Computer engineer [Marco Cilloni] realized a lot of developers today still have trouble dealing with Unicode in their programs, especially in the C/C++ world. He wrote an excellent guide that summarizes many of the issues surrounding Unicode and its encoding called “Unicode is harder than you think“. He first presents a brief history of Unicode and how it came about, so you can understand the reasons for the frustrating edge cases you’re bound to encounter.
There have been a variety of Unicode encoding methods over the years, but modern programs dealing with strings will probably be using UTF-8 encoding — and you should too. This multibyte encoding scheme has the convenient property of not changing the original character values when dealing with 7-bit ASCII text. We were surprised to read that there is actually an EBCDIC version of UTF still officially on the books today:
UTF-EBCDIC, a variable-width encoding that uses 1-byte characters designed for IBM’s EBCDIC systems (note: I think it’s safe to argue that using EBCDIC in 2023 edges very close to being a felony)
[Marco] goes in detail about different problems found when dealing with Unicode strings. When C was being developed, ASCII itself had just been finalized in the form we know today, so it treats characters as single byte numbers. With multi-byte, variable-width character strings, the usual functions like
strlen fall apart.
Unicode’s combining characters also causes problems when it comes to comparison and collation of text. These are characters which can be built from multiple glyphs, but they also have a pre-built Unicode point. There are also ligatures that combine multiple characters into a single code point. Suddenly it isn’t so clear what character equality even means — Unicode defines two kinds of equivalences, canonical and compatibility.
These are but a sampling of the issues [Marco] discusses. The most important takeaway is that “Unicode handling is always best left to a library“. If your language / compiler of choice doesn’t have one, the Unicode organization provides a reference design called the ICU.

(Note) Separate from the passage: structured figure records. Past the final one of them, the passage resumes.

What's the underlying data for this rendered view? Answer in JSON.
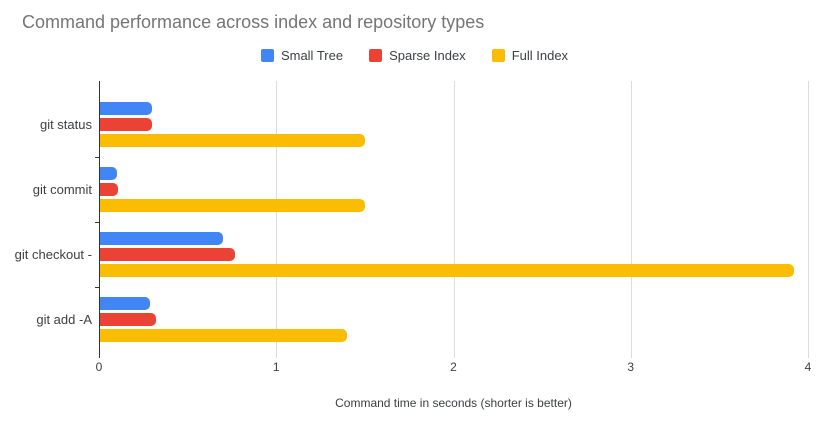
{
  "chart_data": {
    "type": "bar",
    "orientation": "horizontal",
    "title": "Command performance across index and repository types",
    "xlabel": "Command time in seconds (shorter is better)",
    "categories": [
      "git status",
      "git commit",
      "git checkout -",
      "git add -A"
    ],
    "series": [
      {
        "name": "Small Tree",
        "color": "#4285f4",
        "values": [
          0.3,
          0.1,
          0.7,
          0.29
        ]
      },
      {
        "name": "Sparse Index",
        "color": "#ea4335",
        "values": [
          0.3,
          0.11,
          0.77,
          0.32
        ]
      },
      {
        "name": "Full Index",
        "color": "#fbbc04",
        "values": [
          1.5,
          1.5,
          3.92,
          1.4
        ]
      }
    ],
    "xlim": [
      0,
      4
    ],
    "x_ticks": [
      "0",
      "1",
      "2",
      "3",
      "4"
    ],
    "legend_position": "top",
    "grid": true
  },
  "style": {
    "background": "#ffffff",
    "title_color": "#757575",
    "axis_text_color": "#3c4043",
    "gridline_color": "#dadce0",
    "axis_line_color": "#333333"
  }
}
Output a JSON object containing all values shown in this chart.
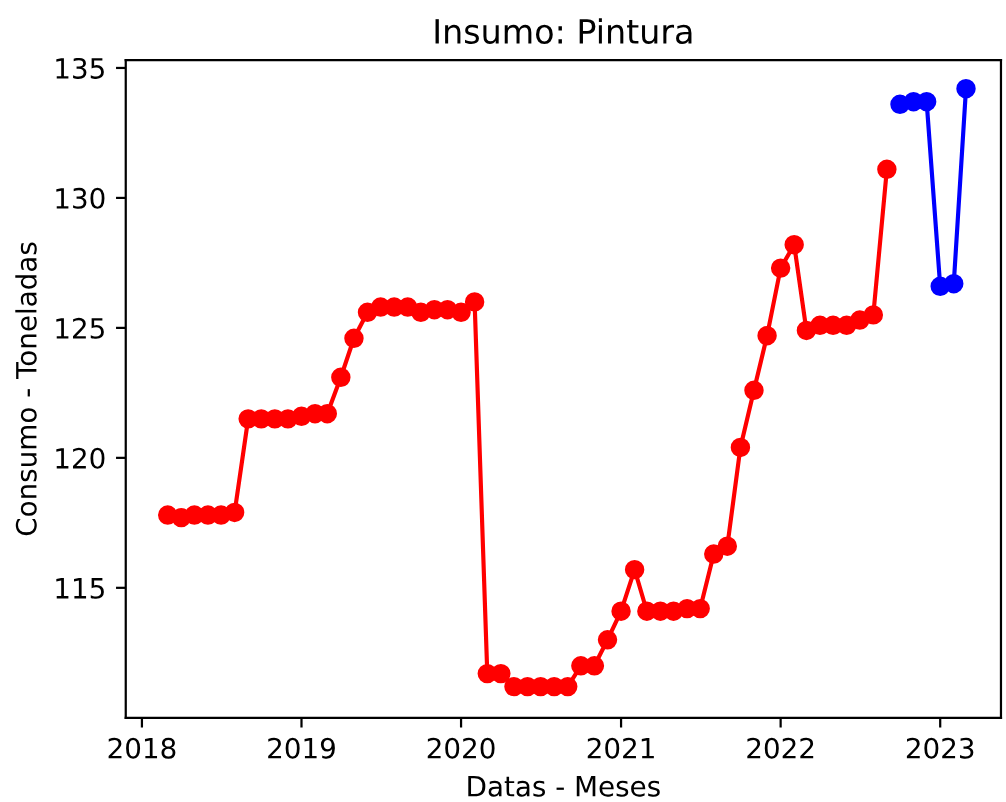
{
  "chart_data": {
    "type": "line",
    "title": "Insumo: Pintura",
    "xlabel": "Datas - Meses",
    "ylabel": "Consumo - Toneladas",
    "marker": "circle",
    "line_style": "solid",
    "grid": false,
    "legend": false,
    "xlim": [
      "2017-11-25",
      "2023-05-20"
    ],
    "xticks": [
      "2018",
      "2019",
      "2020",
      "2021",
      "2022",
      "2023"
    ],
    "ylim": [
      110.0,
      135.3
    ],
    "yticks": [
      115,
      120,
      125,
      130,
      135
    ],
    "series": [
      {
        "color": "#ff0000",
        "x": [
          "2018-03",
          "2018-04",
          "2018-05",
          "2018-06",
          "2018-07",
          "2018-08",
          "2018-09",
          "2018-10",
          "2018-11",
          "2018-12",
          "2019-01",
          "2019-02",
          "2019-03",
          "2019-04",
          "2019-05",
          "2019-06",
          "2019-07",
          "2019-08",
          "2019-09",
          "2019-10",
          "2019-11",
          "2019-12",
          "2020-01",
          "2020-02",
          "2020-03",
          "2020-04",
          "2020-05",
          "2020-06",
          "2020-07",
          "2020-08",
          "2020-09",
          "2020-10",
          "2020-11",
          "2020-12",
          "2021-01",
          "2021-02",
          "2021-03",
          "2021-04",
          "2021-05",
          "2021-06",
          "2021-07",
          "2021-08",
          "2021-09",
          "2021-10",
          "2021-11",
          "2021-12",
          "2022-01",
          "2022-02",
          "2022-03",
          "2022-04",
          "2022-05",
          "2022-06",
          "2022-07",
          "2022-08",
          "2022-09"
        ],
        "values": [
          117.8,
          117.7,
          117.8,
          117.8,
          117.8,
          117.9,
          121.5,
          121.5,
          121.5,
          121.5,
          121.6,
          121.7,
          121.7,
          123.1,
          124.6,
          125.6,
          125.8,
          125.8,
          125.8,
          125.6,
          125.7,
          125.7,
          125.6,
          126.0,
          111.7,
          111.7,
          111.2,
          111.2,
          111.2,
          111.2,
          111.2,
          112.0,
          112.0,
          113.0,
          114.1,
          115.7,
          114.1,
          114.1,
          114.1,
          114.2,
          114.2,
          116.3,
          116.6,
          120.4,
          122.6,
          124.7,
          127.3,
          128.2,
          124.9,
          125.1,
          125.1,
          125.1,
          125.3,
          125.5,
          131.1
        ]
      },
      {
        "color": "#0000ff",
        "x": [
          "2022-10",
          "2022-11",
          "2022-12",
          "2023-01",
          "2023-02",
          "2023-03"
        ],
        "values": [
          133.6,
          133.7,
          133.7,
          126.6,
          126.7,
          134.2
        ]
      }
    ]
  }
}
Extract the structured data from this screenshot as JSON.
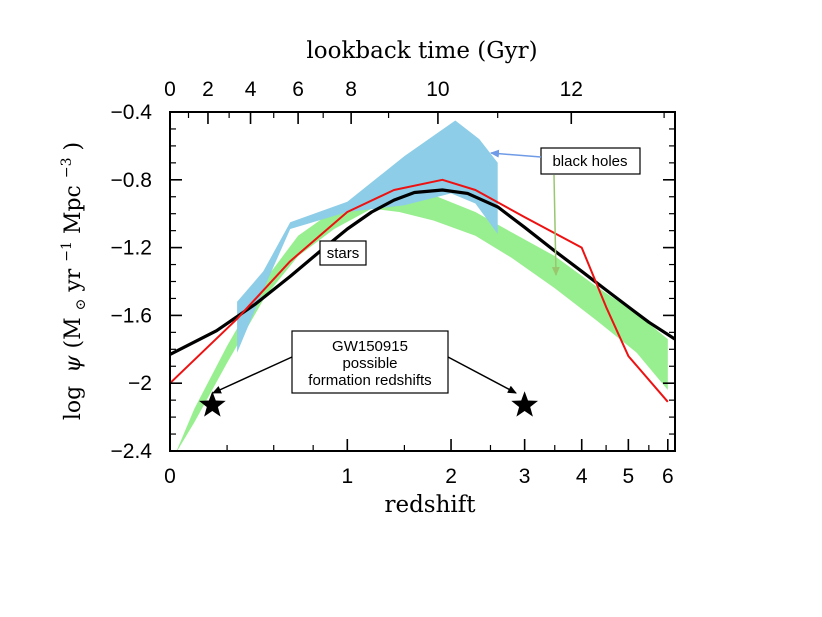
{
  "chart_data": {
    "type": "line",
    "title": "",
    "xlabel": "redshift",
    "xlabel_top": "lookback time (Gyr)",
    "ylabel_parts": {
      "log": "log",
      "psi": "ψ",
      "open": "(M",
      "sun": "⊙",
      "yr": " yr",
      "yr_exp": "−1",
      "mpc": " Mpc",
      "mpc_exp": "−3",
      "close": ")"
    },
    "xscale": "log(1+z)",
    "xlim": [
      0,
      6.2
    ],
    "ylim": [
      -2.4,
      -0.4
    ],
    "x_ticks": [
      "0",
      "1",
      "2",
      "3",
      "4",
      "5",
      "6"
    ],
    "y_ticks": [
      "−0.4",
      "−0.8",
      "−1.2",
      "−1.6",
      "−2",
      "−2.4"
    ],
    "top_ticks": [
      {
        "label": "0",
        "gyr": 0,
        "z": 0.0
      },
      {
        "label": "2",
        "gyr": 2,
        "z": 0.16
      },
      {
        "label": "4",
        "gyr": 4,
        "z": 0.37
      },
      {
        "label": "6",
        "gyr": 6,
        "z": 0.65
      },
      {
        "label": "8",
        "gyr": 8,
        "z": 1.03
      },
      {
        "label": "10",
        "gyr": 10,
        "z": 1.85
      },
      {
        "label": "12",
        "gyr": 12,
        "z": 3.8
      }
    ],
    "series": [
      {
        "name": "stars fit (black)",
        "color": "#000000",
        "points": [
          [
            0,
            -1.83
          ],
          [
            0.2,
            -1.69
          ],
          [
            0.4,
            -1.53
          ],
          [
            0.6,
            -1.37
          ],
          [
            0.8,
            -1.22
          ],
          [
            1.0,
            -1.09
          ],
          [
            1.2,
            -0.99
          ],
          [
            1.4,
            -0.92
          ],
          [
            1.6,
            -0.875
          ],
          [
            1.9,
            -0.86
          ],
          [
            2.2,
            -0.88
          ],
          [
            2.6,
            -0.96
          ],
          [
            3.0,
            -1.08
          ],
          [
            3.5,
            -1.22
          ],
          [
            4.0,
            -1.34
          ],
          [
            4.5,
            -1.45
          ],
          [
            5.0,
            -1.55
          ],
          [
            5.5,
            -1.64
          ],
          [
            6.2,
            -1.74
          ]
        ]
      },
      {
        "name": "black holes fit (red)",
        "color": "#ee1111",
        "points": [
          [
            0,
            -2.0
          ],
          [
            0.3,
            -1.62
          ],
          [
            0.6,
            -1.28
          ],
          [
            1.0,
            -0.99
          ],
          [
            1.4,
            -0.86
          ],
          [
            1.9,
            -0.8
          ],
          [
            2.3,
            -0.86
          ],
          [
            3.0,
            -1.02
          ],
          [
            4.0,
            -1.2
          ],
          [
            4.5,
            -1.55
          ],
          [
            5.0,
            -1.84
          ],
          [
            6.0,
            -2.11
          ]
        ]
      }
    ],
    "bands": [
      {
        "name": "stars data band",
        "color": "#98ef8f",
        "polygon": [
          [
            0.02,
            -2.42
          ],
          [
            0.1,
            -2.15
          ],
          [
            0.25,
            -1.78
          ],
          [
            0.45,
            -1.39
          ],
          [
            0.65,
            -1.13
          ],
          [
            0.9,
            -0.98
          ],
          [
            1.2,
            -0.87
          ],
          [
            1.45,
            -0.85
          ],
          [
            1.8,
            -0.89
          ],
          [
            2.3,
            -0.99
          ],
          [
            2.8,
            -1.11
          ],
          [
            3.5,
            -1.25
          ],
          [
            4.3,
            -1.43
          ],
          [
            5.2,
            -1.59
          ],
          [
            6.0,
            -1.74
          ],
          [
            6.0,
            -2.04
          ],
          [
            5.2,
            -1.82
          ],
          [
            4.3,
            -1.63
          ],
          [
            3.5,
            -1.44
          ],
          [
            2.8,
            -1.26
          ],
          [
            2.3,
            -1.13
          ],
          [
            1.8,
            -1.04
          ],
          [
            1.45,
            -0.99
          ],
          [
            1.2,
            -0.97
          ],
          [
            0.9,
            -1.09
          ],
          [
            0.65,
            -1.25
          ],
          [
            0.45,
            -1.49
          ],
          [
            0.25,
            -1.88
          ],
          [
            0.1,
            -2.23
          ],
          [
            0.02,
            -2.42
          ]
        ]
      },
      {
        "name": "black holes data band",
        "color": "#8dcde7",
        "polygon": [
          [
            0.3,
            -1.52
          ],
          [
            0.44,
            -1.34
          ],
          [
            0.6,
            -1.05
          ],
          [
            1.0,
            -0.93
          ],
          [
            1.5,
            -0.66
          ],
          [
            2.05,
            -0.45
          ],
          [
            2.35,
            -0.56
          ],
          [
            2.6,
            -0.7
          ],
          [
            2.6,
            -1.12
          ],
          [
            2.3,
            -0.94
          ],
          [
            2.0,
            -0.88
          ],
          [
            1.5,
            -0.95
          ],
          [
            1.0,
            -0.99
          ],
          [
            0.6,
            -1.09
          ],
          [
            0.44,
            -1.45
          ],
          [
            0.3,
            -1.82
          ]
        ]
      }
    ],
    "markers": [
      {
        "name": "GW150915 formation star low",
        "x": 0.18,
        "y": -2.13
      },
      {
        "name": "GW150915 formation star high",
        "x": 3.0,
        "y": -2.13
      }
    ],
    "annotations": {
      "black_holes": "black holes",
      "stars": "stars",
      "gw_line1": "GW150915",
      "gw_line2": "possible",
      "gw_line3": "formation redshifts"
    },
    "colors": {
      "black_holes_arrow": "#6f9be6",
      "stars_arrow": "#99c76f"
    }
  }
}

If this topic interests you, do check out his essay linked above. And if you want to get your hands dirty with Unicode glyphs, check out [Roman Czyborra]’s tools here, which are simple command line tools that let you easily experiment using ASCII art. [Roman] founded the open-sourced GNU Unicode Font project back in the 1990s, Unifoundry. Our own [Maya Posch] wrote a great article on the history of Unicode in 2021.